Dela via


Microsoft Naive Bayes Algorithm Technical Reference

The Microsoft Naive Bayes algorithm is a classification algorithm provided by Microsoft SQL Server Analysis Services for use in predictive modeling. The algorithm calculates the conditional probability between input and predictable columns, and assumes that the columns are independent. This assumption of independence leads to the name Naive Bayes.

Implementation of the Microsoft Naive Bayes Algorithm

This algorithm is less computationally intense than other Microsoft algorithms, and therefore is useful for quickly generating mining models to discover relationships between input columns and predictable columns. The algorithm considers each pair of input attribute values and output attribute values.

A description of the mathematical properties of Bayes Theorem is beyond the scope of this documentation; for more information, see the paper by Microsoft Research titled Learning Bayesian Networks: The Combination of Knowledge and Statistical Data.

For a description of how probabilities in all models are adjusted to account for potential missing values, see Missing Values (Analysis Services - Data Mining).

Feature Selection

The Microsoft Naive Bayes algorithm performs automatic feature selection to limit the number of values that are considered when building the model. For more information, see Feature Selection in Data Mining.

Algorithm

Method of analysis

Comments

Naive Bayes

Shannon's Entropy

Bayesian with K2 Prior

Bayesian Dirichlet with uniform prior (default)

Naive Bayes only accepts discrete or discretized attributes; therefore, it cannot use the interestingness score.

The algorithm is designed to minimize processing time and efficiently select the attributes that have the greatest importance; however, you can control the data that is used by the algorithm by setting parameters as follows:

  • To limit the values that are used as inputs, decrease the value of MAXIMUM_INPUT_ATTRIBUTES.

  • To limit the number of attributes analyzed by the model, decrease the value of MAXIMUM_OUTPUT_ATTRIBUTES.

  • To limit the number of values that can be considered for any one attribute, decrease the value of MINIMUM_STATES.

Customizing the Naive Bayes Algorithm

The Microsoft Naive Bayes algorithm supports several parameters that affect the behavior, performance, and accuracy of the resulting mining model. You can also set modeling flags on the model columns to control how data is processed, or set flags on the mining structure to specify how missing values or nulls should be handled.

Setting Algorithm Parameters

The Microsoft Naive Bayes algorithm supports several parameters that affect the performance and accuracy of the resulting mining model. The following table describes each parameter.

  • MAXIMUM_INPUT_ATTRIBUTES
    Specifies the maximum number of input attributes that the algorithm can handle before it invokes feature selection. Setting this value to 0 disables feature selection for input attributes.

    The default is 255.

  • MAXIMUM_OUTPUT_ATTRIBUTES
    Specifies the maximum number of output attributes that the algorithm can handle before it invokes feature selection. Setting this value to 0 disables feature selection for output attributes.

    The default is 255.

  • MINIMUM_DEPENDENCY_PROBABILITY
    Specifies the minimum dependency probability between input and output attributes. This value is used to limit the size of the content that is generated by the algorithm.
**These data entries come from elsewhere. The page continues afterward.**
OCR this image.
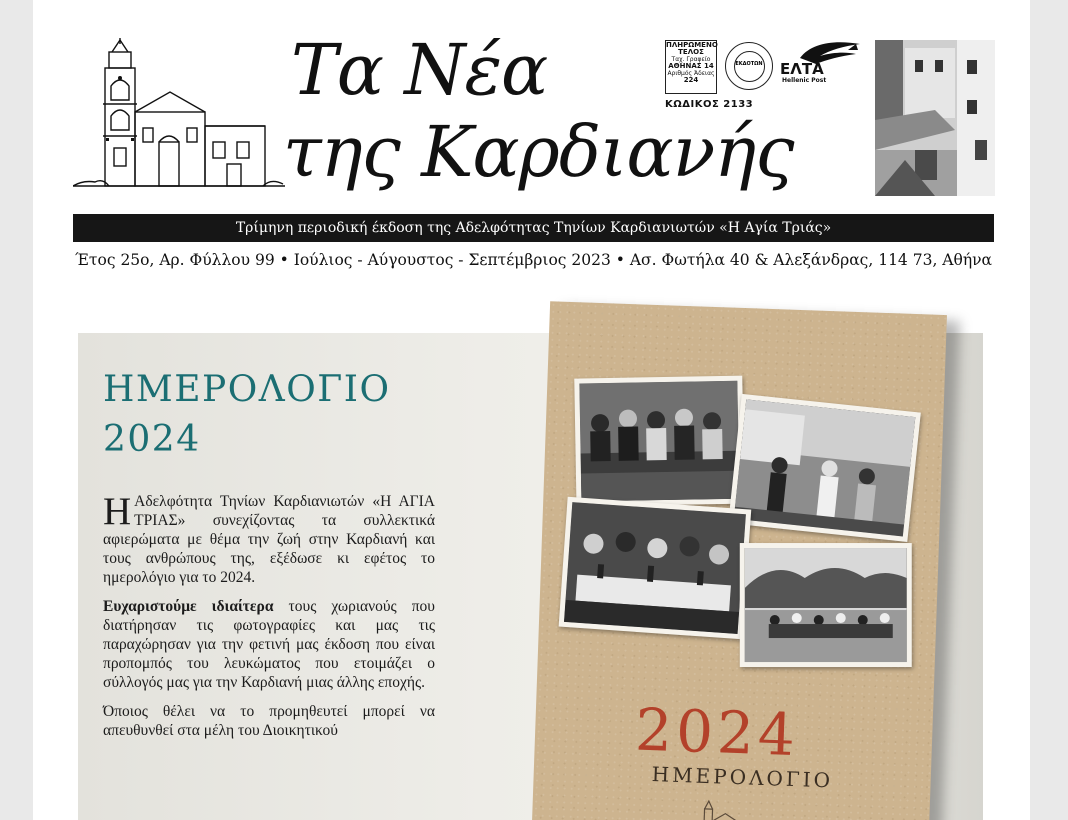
Τα Νέα
της Καρδιανής
ΠΛΗΡΩΜΕΝΟ
ΤΕΛΟΣ
Ταχ. Γραφείο
ΑΘΗΝΑΣ 14
Αριθμός Άδειας
224
ΕΚΔΟΤΩΝ	ΕΛΤΑ
Hellenic Post
ΚΩΔΙΚΟΣ 2133
Τρίμηνη περιοδική έκδοση της Αδελφότητας Τηνίων Καρδιανιωτών «Η Αγία Τριάς»
Έτος 25ο, Αρ. Φύλλου 99 • Ιούλιος - Αύγουστος - Σεπτέμβριος 2023 • Ασ. Φωτήλα 40 & Αλεξάνδρας, 114 73, Αθήνα
ΗΜΕΡΟΛΟΓΙΟ
2024

Η Αδελφότητα Τηνίων Καρδιανιωτών «Η ΑΓΙΑ ΤΡΙΑΣ» συνεχίζοντας τα συλλεκτικά αφιερώματα με θέμα την ζωή στην Καρδιανή και τους ανθρώπους της, εξέδωσε κι εφέτος το ημερολόγιο για το 2024.

Ευχαριστούμε ιδιαίτερα τους χωριανούς που διατήρησαν τις φωτογραφίες και μας τις παραχώρησαν για την φετινή μας έκδοση που είναι προπομπός του λευκώματος που ετοιμάζει ο σύλλογός μας για την Καρδιανή μιας άλλης εποχής.

Όποιος θέλει να το προμηθευτεί μπορεί να απευθυνθεί στα μέλη του Διοικητικού	2024
ΗΜΕΡΟΛΟΓΙΟ
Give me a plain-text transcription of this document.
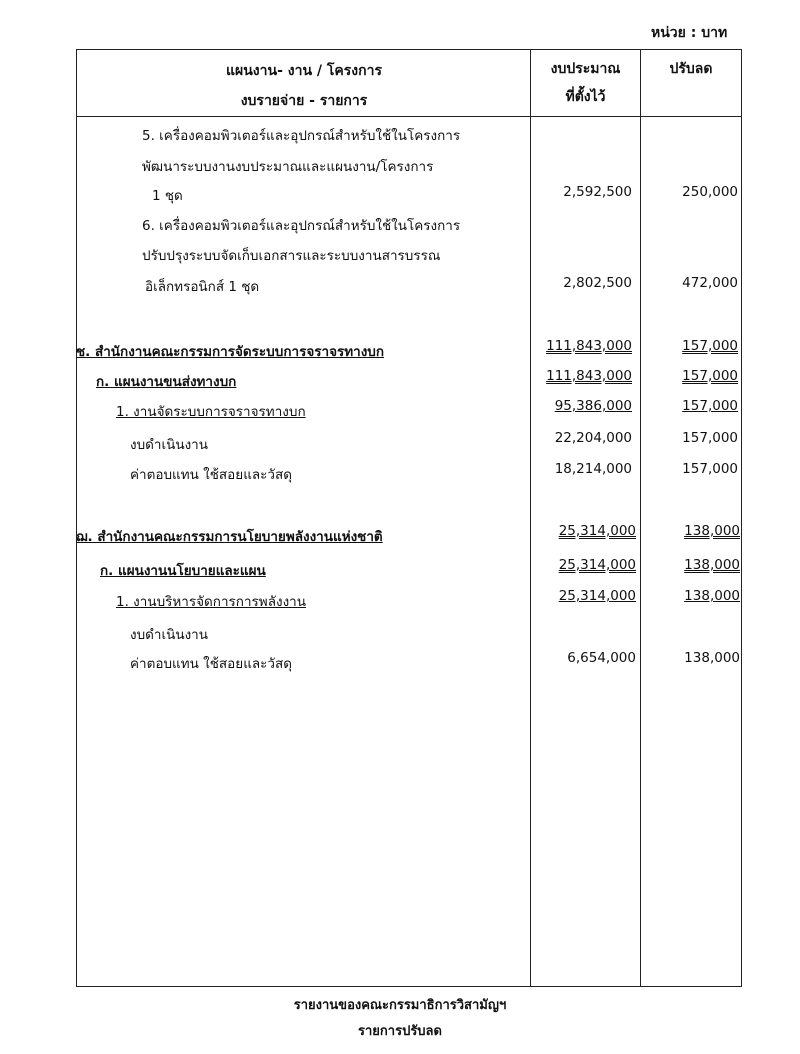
หน่วย : บาท
แผนงาน- งาน / โครงการ
งบรายจ่าย - รายการ
งบประมาณ
ที่ตั้งไว้
ปรับลด
5. เครื่องคอมพิวเตอร์และอุปกรณ์สำหรับใช้ในโครงการ
พัฒนาระบบงานงบประมาณและแผนงาน/โครงการ
1 ชุด	2,592,500	250,000
6. เครื่องคอมพิวเตอร์และอุปกรณ์สำหรับใช้ในโครงการ
ปรับปรุงระบบจัดเก็บเอกสารและระบบงานสารบรรณ
อิเล็กทรอนิกส์ 1 ชุด	2,802,500	472,000
ช. สำนักงานคณะกรรมการจัดระบบการจราจรทางบก	111,843,000	157,000
ก. แผนงานขนส่งทางบก	111,843,000	157,000
1. งานจัดระบบการจราจรทางบก	95,386,000	157,000
งบดำเนินงาน	22,204,000	157,000
ค่าตอบแทน ใช้สอยและวัสดุ	18,214,000	157,000
ฌ. สำนักงานคณะกรรมการนโยบายพลังงานแห่งชาติ	25,314,000	138,000
ก. แผนงานนโยบายและแผน	25,314,000	138,000
1. งานบริหารจัดการการพลังงาน	25,314,000	138,000
งบดำเนินงาน
ค่าตอบแทน ใช้สอยและวัสดุ	6,654,000	138,000
รายงานของคณะกรรมาธิการวิสามัญฯ
รายการปรับลด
This property can be set from 0 to 1. Larger values reduce the number of attributes in the content of the model.

    The default is 0.5.

  • MAXIMUM_STATES
    Specifies the maximum number of attribute states that the algorithm supports. If the number of states that an attribute has is greater than the maximum number of states, the algorithm uses the attribute’s most popular states and treats the remaining states as missing.

    The default is 100.

Modeling Flags

The Microsoft Decision Trees algorithm supports the following modeling flags. When you create the mining structure or mining model, you define modeling flags to specify how values in each column are handled during analysis. For more information, see Modeling Flags (Data Mining).

Modeling Flag

Description

MODEL_EXISTENCE_ONLY

Means that the column will be treated as having two possible states: Missing and Existing. A null is a missing value.

Applies to mining model column.

NOT NULL

Indicates that the column cannot contain a null. An error will result if Analysis Services encounters a null during model training.

Applies to mining structure column.

Requirements

A Naive Bayes tree model must contain a key column, at least one predictable attribute, and at least one input attribute. No attribute can be continuous; if your data contains continuous numeric data, it will be ignored or discretized.

Input and Predictable Columns

The Microsoft Naive Bayes algorithm supports the specific input columns and predictable columns that are listed in the following table. For more information about what the content types mean when used in a mining model, see Content Types (Data Mining).

Column

Content types

Input attribute

Cyclical, Discrete, Discretized, Key, Table, and Ordered

Predictable attribute

Cyclical, Discrete, Discretized, Table, and Ordered

Note

Cyclical and Ordered content types are supported, but the algorithm treats them as discrete values and does not perform special processing.